Saturday, 27 February 2010

Post Office Tower

I know it's called the BT Tower, but I prefer the original name! This was taken last Saturday while on my way to meet a friend, and is made up of 3 bracketed shots. They were combined and tone mapped in Photomatix Pro, then levels and curve adjustments done in CS3.

Saturday, 20 February 2010

Geffreye Museum

I popped into the Geffreye Museum last Monday - haven't been since primary school. If you enjoy having a nose around other people's houses, it's well worth a visit!

Posted via email from in5ers's posterous

Thursday, 18 February 2010

Horizontal Lines

Produce four examples of horizontal lines and avoid repeating the way in which a line appears.

These are the steps of a local church and this is my first attempt at capturing horizontal lines:

This exercise is proving more difficult than expected as I'm looking for patterns in the form of lines rather than actual lines.

Wednesday, 17 February 2010

Vertical Lines

This is my third image featuring vertical lines:
I used a Nikkor 50mm f/1.4D to give myself a bit of a challenge. I'm so used to zooming in and out at will, I wanted to see what it would be like using a prime lens. It felt a little strange at first, but the depth of field on this lens is amazing! I've chosen a focus point half-way up the line to take the eye right into the picture.

I looked around for some less obvious vertical lines, ie patterns rather than vertical structures, and found this:

I've included some of the grass at the base of the tree to give it context and I've darkened the background a little to make it less distracting. Now to find some horizonatal lines ....

Tuesday, 16 February 2010

The Photographer's Gallery

I took the opportunity to visit this gallery as it rained heavily and I was therefore prevented from taking any pictures. I wasn't terribly impressed by what I saw - nothing particularly inspiring and very repetitive!

Monday, 15 February 2010

"Points of View - Capturing the 19th Century in Photographs"

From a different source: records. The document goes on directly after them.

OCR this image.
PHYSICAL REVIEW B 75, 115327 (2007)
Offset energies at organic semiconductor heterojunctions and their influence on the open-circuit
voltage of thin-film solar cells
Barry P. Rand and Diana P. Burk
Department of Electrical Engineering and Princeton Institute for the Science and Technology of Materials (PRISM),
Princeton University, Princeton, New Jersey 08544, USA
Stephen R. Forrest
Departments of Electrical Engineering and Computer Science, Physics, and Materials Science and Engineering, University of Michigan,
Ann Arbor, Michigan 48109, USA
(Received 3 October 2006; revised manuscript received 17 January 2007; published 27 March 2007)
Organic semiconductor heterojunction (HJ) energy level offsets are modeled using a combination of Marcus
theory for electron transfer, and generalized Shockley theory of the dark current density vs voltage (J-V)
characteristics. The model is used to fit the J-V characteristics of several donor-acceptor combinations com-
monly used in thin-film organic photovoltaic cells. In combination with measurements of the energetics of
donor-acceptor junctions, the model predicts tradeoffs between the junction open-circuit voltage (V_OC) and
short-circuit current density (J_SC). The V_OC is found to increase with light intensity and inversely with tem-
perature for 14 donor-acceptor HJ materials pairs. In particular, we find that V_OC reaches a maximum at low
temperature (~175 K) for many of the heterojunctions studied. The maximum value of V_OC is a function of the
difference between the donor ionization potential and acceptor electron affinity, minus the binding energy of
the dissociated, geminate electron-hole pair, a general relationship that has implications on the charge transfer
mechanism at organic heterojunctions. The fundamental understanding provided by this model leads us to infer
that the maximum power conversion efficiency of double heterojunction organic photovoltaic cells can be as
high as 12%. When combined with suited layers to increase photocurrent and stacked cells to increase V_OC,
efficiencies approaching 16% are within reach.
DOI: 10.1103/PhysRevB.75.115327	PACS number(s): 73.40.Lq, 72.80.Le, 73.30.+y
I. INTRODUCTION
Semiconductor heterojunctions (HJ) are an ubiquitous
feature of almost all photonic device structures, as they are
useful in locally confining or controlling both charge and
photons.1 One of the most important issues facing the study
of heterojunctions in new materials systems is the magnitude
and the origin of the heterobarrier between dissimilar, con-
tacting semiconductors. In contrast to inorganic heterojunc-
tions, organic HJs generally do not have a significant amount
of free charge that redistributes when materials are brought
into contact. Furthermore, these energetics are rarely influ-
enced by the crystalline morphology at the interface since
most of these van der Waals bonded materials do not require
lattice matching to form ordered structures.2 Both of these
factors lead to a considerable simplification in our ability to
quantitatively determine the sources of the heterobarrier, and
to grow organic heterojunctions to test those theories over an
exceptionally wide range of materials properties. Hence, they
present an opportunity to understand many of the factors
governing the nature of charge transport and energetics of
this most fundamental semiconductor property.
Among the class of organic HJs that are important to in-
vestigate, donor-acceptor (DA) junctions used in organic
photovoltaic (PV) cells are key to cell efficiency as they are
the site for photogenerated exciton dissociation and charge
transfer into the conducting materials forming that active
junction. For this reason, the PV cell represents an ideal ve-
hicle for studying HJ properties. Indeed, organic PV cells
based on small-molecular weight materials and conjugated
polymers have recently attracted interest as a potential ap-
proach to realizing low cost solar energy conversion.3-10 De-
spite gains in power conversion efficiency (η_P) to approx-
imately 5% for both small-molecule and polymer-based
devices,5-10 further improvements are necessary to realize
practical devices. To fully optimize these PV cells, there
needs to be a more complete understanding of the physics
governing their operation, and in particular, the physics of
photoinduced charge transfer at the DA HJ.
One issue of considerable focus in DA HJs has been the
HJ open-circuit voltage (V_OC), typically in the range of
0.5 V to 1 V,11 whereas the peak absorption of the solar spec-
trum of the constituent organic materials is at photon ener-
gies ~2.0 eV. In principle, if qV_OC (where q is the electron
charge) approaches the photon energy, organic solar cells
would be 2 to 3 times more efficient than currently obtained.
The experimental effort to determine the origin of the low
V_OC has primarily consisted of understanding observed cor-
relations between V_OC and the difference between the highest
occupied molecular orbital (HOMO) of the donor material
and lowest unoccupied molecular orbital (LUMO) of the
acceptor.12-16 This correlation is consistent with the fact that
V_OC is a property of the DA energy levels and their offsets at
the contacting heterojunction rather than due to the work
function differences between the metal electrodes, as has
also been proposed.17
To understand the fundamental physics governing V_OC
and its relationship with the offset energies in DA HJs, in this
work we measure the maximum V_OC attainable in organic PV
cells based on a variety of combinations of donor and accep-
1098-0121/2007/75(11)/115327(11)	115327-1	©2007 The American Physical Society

This exhibition at the British Library opened on 30 October 2009 'til 7 March 2010, and was on my list of things to do, so I thought I'd better do it!
It starts with the obvious - the invention of photography and the various methods developed for capturing images. There are a couple of videos showing how labour intensive this all was. It then moves on to show how photography was used throughout the 19th century:

  • To record the growing interest in ancient civilisations, and there are some fantastic shots of Egypt, India and Burma
  • Anthropology, to record medical specimens and compare ethnic groups for research and teaching
  • Potraiture - this was primarily wealthier households who began to compile family albums
  • Panoramic imagery - fairly crude but impressive nonetheless
  • Muybridge sequences which were hailed as the precursor to the moving image
  • War and its aftermath, eg the Crimean
  • Urban renewal eg the construction of the Crystal Palace
The final section is callled 'photography for all' and illustrates the impact that Kodak had on making photography more accessible to the masses.

What have I learned?
I noticed that there were no examples of photography purely for art's sake, so I suppose that back in the 19th photography was more purposeful. Possibly due to the time and costs involved in producing each image?

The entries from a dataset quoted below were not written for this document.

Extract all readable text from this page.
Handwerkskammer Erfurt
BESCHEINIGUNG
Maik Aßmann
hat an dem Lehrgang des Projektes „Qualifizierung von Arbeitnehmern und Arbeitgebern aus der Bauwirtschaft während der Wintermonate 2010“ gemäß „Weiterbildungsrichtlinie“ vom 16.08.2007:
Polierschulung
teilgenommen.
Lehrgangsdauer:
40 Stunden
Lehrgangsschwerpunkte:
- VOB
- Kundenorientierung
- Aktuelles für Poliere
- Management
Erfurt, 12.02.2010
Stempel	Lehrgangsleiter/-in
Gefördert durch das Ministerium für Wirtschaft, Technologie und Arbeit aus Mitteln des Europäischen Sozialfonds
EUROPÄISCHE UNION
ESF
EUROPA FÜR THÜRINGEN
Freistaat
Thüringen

Saturday, 13 February 2010


I've been experimenting with infrared self-portraits, and after 3 days of trying, I got a shot that I'm reasonably happy with, although it's a bit softer than I'd like:

I've uploaded it to the profile page of my website, which will be launched tomorrow. I generally don't take portraits, so I wasn't terribly confident at processing this one. I applied some dodging to the whites of the eyes, added Nik's tonal contrast filter with the exclusion blending mode (after experimenting with a few others) and this is what I ended up with!

Elements of Design

Produce four examples of vertical lines and avoid repeating the way in which a line appears.

I've finally made a start on part 2 of my photography course (5 parts in total). I went to Spitalfields Market and found 2 examples of vertical lines. The first shot I took was of some pillars:

The second image is a close-up of a wooden bench situated nearby:

I saw lots of examples of horizontal and vertical lines, but they were all buildings. Once again, I'm having to think way outside the box to avoid repetition. I have decided to shot this entire exercise in infrared to prevent colour from being the main focal point. I'm hoping that this approach will make the lines more evident.